As Gauvreau’s agent, Janine Carreau worked to promote his work as well as producing and exhibiting her own. They often showed together and, in 1994, began an impressive series of collaborative works, stimulated by the well-known film-maker and self-taught artist, Charles Binamé. These were variations on the Surrealist game of cadavre exquis, where different players provide parts of a sentence or a drawing without seeing what others have contributed. From drawings to paintings to large, three-dimensional works in various media, these exquisite corpses grew and grew, involving family and friends of all ages and all walks of life, while Janine Carreau developed a system that seems to have truly revolutionized the game. Quantities of these works have been shown in the ensuing years, notably at an exhibition of over 150 collaborative pieces entitled “Célébrer la vie”, organized by Carreau, held during an international conference on heart disease not long after Gauvreau had his bypass. Since then, there have been a number of joint exhibitions, mostly of Gauvreau and Carreau but also of Gauvreau and his daughter Annick.
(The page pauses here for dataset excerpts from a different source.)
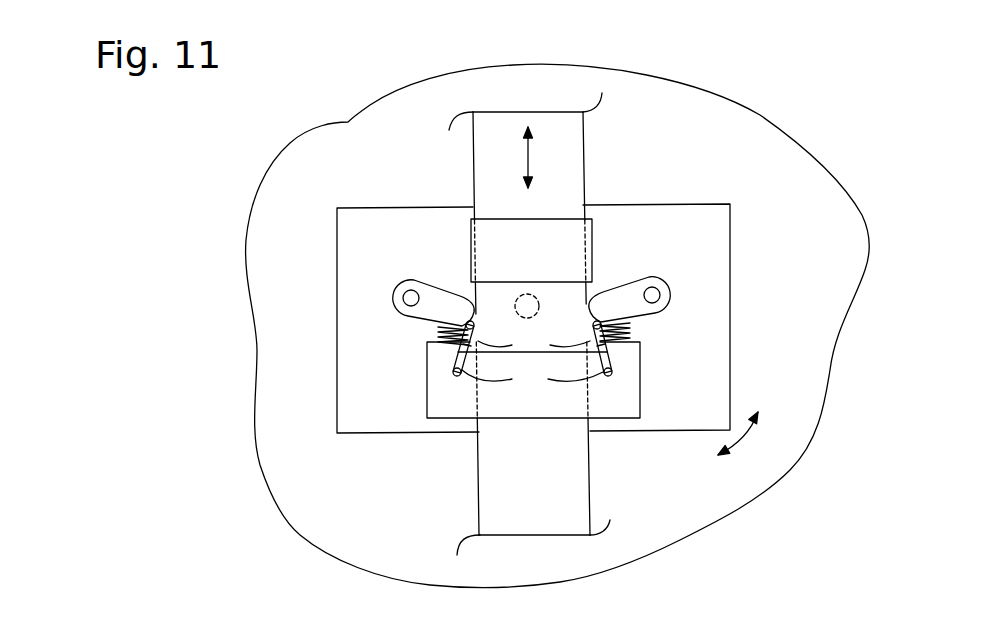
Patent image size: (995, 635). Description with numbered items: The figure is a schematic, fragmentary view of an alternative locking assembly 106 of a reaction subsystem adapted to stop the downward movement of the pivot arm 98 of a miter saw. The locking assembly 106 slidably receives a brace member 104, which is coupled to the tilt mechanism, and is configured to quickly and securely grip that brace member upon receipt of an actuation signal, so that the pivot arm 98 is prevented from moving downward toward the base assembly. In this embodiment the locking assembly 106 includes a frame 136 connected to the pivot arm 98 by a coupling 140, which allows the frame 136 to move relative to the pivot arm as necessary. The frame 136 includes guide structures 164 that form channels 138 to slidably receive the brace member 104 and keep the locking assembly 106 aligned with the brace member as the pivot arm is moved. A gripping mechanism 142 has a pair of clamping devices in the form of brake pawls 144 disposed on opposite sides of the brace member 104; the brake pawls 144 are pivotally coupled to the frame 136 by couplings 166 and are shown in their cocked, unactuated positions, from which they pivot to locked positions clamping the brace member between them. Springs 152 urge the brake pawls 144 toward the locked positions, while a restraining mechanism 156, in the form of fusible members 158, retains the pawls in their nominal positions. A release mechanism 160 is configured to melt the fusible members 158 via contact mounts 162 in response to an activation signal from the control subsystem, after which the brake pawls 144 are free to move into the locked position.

The pivot arm 98 is at (290, 503).
The brace member 104 is at (570, 508).
The locking assembly 106 is at (678, 121).
The frame 136 is at (348, 412).
The channels 138 is at (476, 244).
The coupling 140 is at (537, 296).
The gripping mechanism 142 is at (653, 223).
The brake pawls 144 is at (438, 288).
The springs 152 is at (440, 330).
The restraining mechanism 156 is at (441, 364).
The fusible members 158 is at (532, 339).
The release mechanism 160 is at (451, 399).
The contact mounts 162 is at (532, 379).
The guide structures 164 is at (563, 230).
The couplings 166 is at (405, 291).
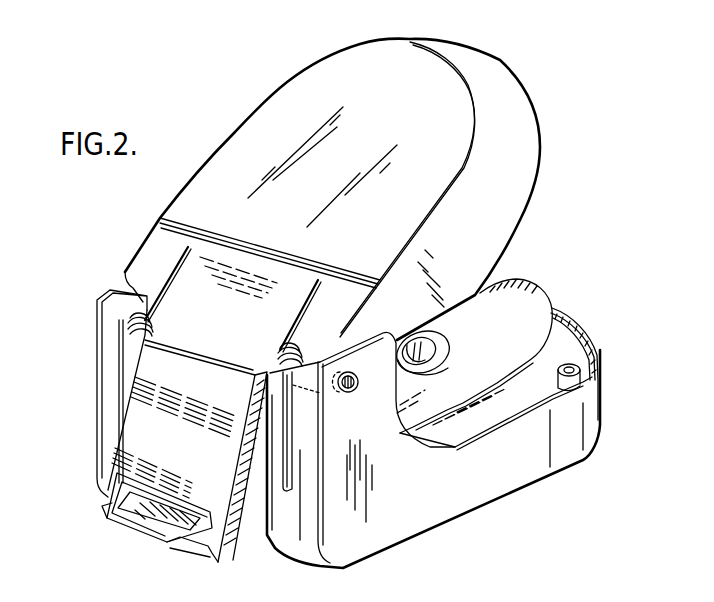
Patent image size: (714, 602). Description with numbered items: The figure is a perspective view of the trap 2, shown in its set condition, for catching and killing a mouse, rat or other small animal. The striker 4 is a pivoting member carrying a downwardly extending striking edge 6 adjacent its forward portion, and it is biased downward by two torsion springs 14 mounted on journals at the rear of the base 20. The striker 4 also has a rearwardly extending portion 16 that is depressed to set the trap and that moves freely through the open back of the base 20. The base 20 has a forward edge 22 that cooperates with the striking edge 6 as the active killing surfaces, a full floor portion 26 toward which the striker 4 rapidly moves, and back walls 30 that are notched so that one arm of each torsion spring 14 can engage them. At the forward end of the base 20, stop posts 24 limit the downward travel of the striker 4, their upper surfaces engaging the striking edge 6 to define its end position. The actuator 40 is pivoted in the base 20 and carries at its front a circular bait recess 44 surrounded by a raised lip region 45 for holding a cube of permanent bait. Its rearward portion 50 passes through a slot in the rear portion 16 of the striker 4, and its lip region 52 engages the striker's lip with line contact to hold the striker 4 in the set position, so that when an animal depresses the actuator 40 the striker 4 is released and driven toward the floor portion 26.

The trap 2 is at (198, 110).
The striker 4 is at (347, 80).
The striking edge 6 is at (497, 88).
The torsion springs 14 is at (125, 320).
The rearwardly extending portion 16 is at (203, 467).
The base 20 is at (533, 462).
The forward edge 22 is at (576, 323).
The stop posts 24 is at (577, 364).
The floor portion 26 is at (477, 423).
The back walls 30 is at (278, 450).
The actuator 40 is at (537, 274).
The bait recess 44 is at (405, 346).
The raised lip region 45 is at (443, 352).
The rearward portion of the actuator 50 is at (143, 510).
The lip region of the actuator 52 is at (178, 540).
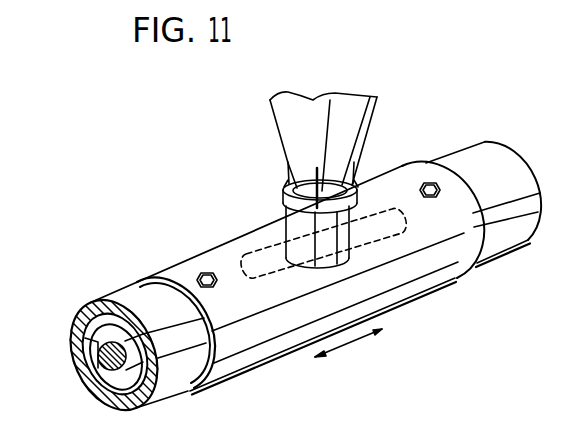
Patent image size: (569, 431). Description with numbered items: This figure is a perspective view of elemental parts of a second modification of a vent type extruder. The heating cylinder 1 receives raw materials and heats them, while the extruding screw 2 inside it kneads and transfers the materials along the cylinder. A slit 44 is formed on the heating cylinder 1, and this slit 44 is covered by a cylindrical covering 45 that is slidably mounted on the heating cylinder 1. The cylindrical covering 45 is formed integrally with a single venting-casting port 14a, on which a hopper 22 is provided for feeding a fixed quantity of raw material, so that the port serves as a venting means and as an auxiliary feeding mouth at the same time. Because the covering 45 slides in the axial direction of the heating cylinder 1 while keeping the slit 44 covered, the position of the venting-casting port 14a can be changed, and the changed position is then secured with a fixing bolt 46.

The heating cylinder 1 is at (173, 378).
The extruding screw 2 is at (104, 372).
The venting-casting port 14a is at (304, 223).
The hopper 22 is at (363, 112).
The slit 44 is at (388, 232).
The cylindrical covering 45 is at (179, 272).
The fixing bolt 46 is at (434, 184).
Plans were afoot to have a major exhibition of Pierre Gauvreau and Janine Carreau in Vancouver in 2011. It was to begin with an intimate exhibition of works by both artists in the Baron Gallery in August. In October and November the plan was to expand into the wide-open spaces of the Pendulum gallery for a retrospective exhibition devoted to Pierre Gauvreau, especially including some of his largest pieces. Rosemary Baron Swingle reports that Gauvreau’s death has caused that project to be postponed, but it will be launched again around this time next year. Pierre Gauvreau died on Thursday, April 7. Le Devoir had a front-page picture of him with articles spread over three pages in their weekend edition of April 9-10, while other newspapers and the French- language media in general made much of him. There was an intimate gathering of friends at his studio in the Eastern Townships on Sunday, April 10, and on May 15, there was a large public commemoration at Montréal’s Théâtre du Nouveau Monde, with readings and testimonials by friends and colleagues, including some of Québec’s best-known actors and performers.